Batter plate discipline
Plate discipline is an interesting concept I came across recently, learning more about baseball. Scouts and managers use metrics that measure plate discipline to assess both batters and pitchers.
A batter with plate discipline swings at strikes and takes all else. A strike is a pitch that passes through the strike zone. A ball is a pitch outside the strike zone—but only if the batter does not swing.
Swinging at pitches outside the zone (aka chasing) usually results in weak contact or no contact at all. Additionally, when a batter accumulates four balls (i.e., takes four pitches outside the zone), they get to walk. This means that the batter and all preceding runners on base can advance one base without the risk of an out. Former San Francisco Giants outfielder Barry Bonds holds the record for most walks drawn in MLB history.
Plate discipline allows a batter to 1) strike out less, 2) see more pitches (increasing the chance of seeing a good pitch), and 3) get on base more consistently (due to walks and better contact with strikes). In 2021, Chicago White Sox catcher Yasmani Grandal achieved the highest on-base percentage ever in a five-game span, without a single hit.
This binary decision at bat—along with the many constraints for which a batter must account—presents a good analogy for many real-life decision making scenarios. Plate discipline is about having a good idea of what is needed, and avoiding all other distractions.
It takes discipline to take a pitch or decline an investment opportunity when you really need a win. The internal battle is warranted.
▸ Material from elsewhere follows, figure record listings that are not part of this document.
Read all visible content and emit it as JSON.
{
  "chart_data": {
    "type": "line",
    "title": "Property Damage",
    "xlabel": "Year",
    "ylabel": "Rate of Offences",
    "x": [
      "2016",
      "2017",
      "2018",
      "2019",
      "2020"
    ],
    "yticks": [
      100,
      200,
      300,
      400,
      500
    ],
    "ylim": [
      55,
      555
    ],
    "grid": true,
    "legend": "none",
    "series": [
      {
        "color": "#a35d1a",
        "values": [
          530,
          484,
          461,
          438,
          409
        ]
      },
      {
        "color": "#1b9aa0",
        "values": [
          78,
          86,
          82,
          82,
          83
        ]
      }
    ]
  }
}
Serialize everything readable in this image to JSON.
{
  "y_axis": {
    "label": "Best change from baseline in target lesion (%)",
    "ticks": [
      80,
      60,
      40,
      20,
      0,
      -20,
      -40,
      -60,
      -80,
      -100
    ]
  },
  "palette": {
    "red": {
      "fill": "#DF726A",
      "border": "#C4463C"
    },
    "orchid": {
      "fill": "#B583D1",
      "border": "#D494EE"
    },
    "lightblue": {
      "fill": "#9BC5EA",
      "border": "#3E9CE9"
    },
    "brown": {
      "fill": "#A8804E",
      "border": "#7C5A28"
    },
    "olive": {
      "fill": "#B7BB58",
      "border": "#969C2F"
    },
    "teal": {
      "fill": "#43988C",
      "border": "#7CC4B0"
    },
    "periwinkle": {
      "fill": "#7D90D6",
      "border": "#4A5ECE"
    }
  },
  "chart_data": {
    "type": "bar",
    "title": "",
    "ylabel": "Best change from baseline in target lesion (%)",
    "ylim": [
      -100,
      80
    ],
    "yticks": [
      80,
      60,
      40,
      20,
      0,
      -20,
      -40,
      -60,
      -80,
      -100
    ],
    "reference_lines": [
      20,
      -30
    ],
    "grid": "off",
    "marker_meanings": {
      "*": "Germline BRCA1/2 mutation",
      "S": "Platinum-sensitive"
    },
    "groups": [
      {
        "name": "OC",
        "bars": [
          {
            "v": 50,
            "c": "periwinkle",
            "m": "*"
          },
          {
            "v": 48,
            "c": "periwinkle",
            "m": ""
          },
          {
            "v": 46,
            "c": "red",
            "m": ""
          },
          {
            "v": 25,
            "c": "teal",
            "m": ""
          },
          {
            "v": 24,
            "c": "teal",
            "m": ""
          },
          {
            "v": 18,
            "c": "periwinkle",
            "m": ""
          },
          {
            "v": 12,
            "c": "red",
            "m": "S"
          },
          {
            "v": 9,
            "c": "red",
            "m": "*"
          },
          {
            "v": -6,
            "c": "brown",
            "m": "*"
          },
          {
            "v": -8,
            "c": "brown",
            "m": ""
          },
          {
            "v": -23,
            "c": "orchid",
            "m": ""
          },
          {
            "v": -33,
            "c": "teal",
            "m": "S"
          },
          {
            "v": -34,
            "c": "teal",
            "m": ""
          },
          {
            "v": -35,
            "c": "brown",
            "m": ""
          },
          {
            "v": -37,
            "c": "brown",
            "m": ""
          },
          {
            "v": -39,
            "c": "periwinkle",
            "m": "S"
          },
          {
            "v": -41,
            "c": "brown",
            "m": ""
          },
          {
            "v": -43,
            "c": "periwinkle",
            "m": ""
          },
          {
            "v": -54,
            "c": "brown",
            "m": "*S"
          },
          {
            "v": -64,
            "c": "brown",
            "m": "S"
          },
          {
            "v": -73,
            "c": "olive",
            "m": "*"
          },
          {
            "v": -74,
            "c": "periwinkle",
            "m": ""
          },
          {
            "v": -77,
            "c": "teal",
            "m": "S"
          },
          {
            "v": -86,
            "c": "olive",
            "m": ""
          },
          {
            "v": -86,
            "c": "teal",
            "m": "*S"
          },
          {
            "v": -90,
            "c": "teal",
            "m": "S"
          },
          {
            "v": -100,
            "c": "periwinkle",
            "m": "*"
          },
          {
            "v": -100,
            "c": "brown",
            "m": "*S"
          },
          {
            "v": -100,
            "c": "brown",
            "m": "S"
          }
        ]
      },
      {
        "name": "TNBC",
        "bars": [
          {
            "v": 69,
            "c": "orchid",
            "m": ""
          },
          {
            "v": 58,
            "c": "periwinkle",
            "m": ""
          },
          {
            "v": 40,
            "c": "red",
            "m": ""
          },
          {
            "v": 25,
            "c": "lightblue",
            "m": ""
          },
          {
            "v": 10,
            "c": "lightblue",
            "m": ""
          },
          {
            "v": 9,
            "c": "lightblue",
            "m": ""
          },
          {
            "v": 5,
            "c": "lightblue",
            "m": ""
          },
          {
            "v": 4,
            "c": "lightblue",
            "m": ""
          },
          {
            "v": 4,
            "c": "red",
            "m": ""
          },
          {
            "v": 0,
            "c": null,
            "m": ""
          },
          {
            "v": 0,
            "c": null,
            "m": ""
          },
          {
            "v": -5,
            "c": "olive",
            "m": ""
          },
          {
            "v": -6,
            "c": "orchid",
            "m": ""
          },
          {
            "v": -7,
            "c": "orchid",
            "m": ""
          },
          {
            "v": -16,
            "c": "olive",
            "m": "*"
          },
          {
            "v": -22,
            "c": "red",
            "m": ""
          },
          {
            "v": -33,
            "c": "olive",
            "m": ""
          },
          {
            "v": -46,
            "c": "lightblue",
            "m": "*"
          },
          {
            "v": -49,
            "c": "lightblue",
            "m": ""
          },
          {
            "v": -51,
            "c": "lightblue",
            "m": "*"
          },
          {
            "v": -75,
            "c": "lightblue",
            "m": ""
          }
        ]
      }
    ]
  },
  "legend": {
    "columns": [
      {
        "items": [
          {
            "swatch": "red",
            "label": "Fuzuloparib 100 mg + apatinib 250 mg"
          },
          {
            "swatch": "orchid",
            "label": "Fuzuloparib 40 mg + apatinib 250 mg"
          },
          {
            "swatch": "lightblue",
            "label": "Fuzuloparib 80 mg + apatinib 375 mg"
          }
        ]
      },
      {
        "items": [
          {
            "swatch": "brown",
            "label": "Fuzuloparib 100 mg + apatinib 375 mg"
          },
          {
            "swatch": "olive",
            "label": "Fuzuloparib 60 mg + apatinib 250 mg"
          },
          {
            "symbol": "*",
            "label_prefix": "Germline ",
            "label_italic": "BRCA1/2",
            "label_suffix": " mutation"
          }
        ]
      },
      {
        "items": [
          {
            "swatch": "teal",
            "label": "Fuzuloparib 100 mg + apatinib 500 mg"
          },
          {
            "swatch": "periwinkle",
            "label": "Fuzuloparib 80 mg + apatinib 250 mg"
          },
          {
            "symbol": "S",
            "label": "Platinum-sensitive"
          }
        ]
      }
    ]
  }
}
Because you don’t get infinite time. You don’t get infinite budget. You get three strikes.
Plate discipline doesn’t necessarily improve with age or experience. Additionally, studies show that burnout can lead to worse plate discipline. You don’t automatically become less desperate as you age. You don’t become more patient when you’re exhausted. Yet, no matter how desperately you need that hit, the job, or the deal, you should still avoid swinging at every pitch, answering every call, and accepting every meeting.
Plate discipline is not about being egotistical or proud. It’s about avoiding a pitch that looks like a strike but isn’t; saving resources, to afford the opportunity to hit.
Plate discipline is not about slowing down or doing less. It’s not about leaving the bat on your shoulders. It’s about avoiding superficial work, to make the time, space, and budget to see a good pitch.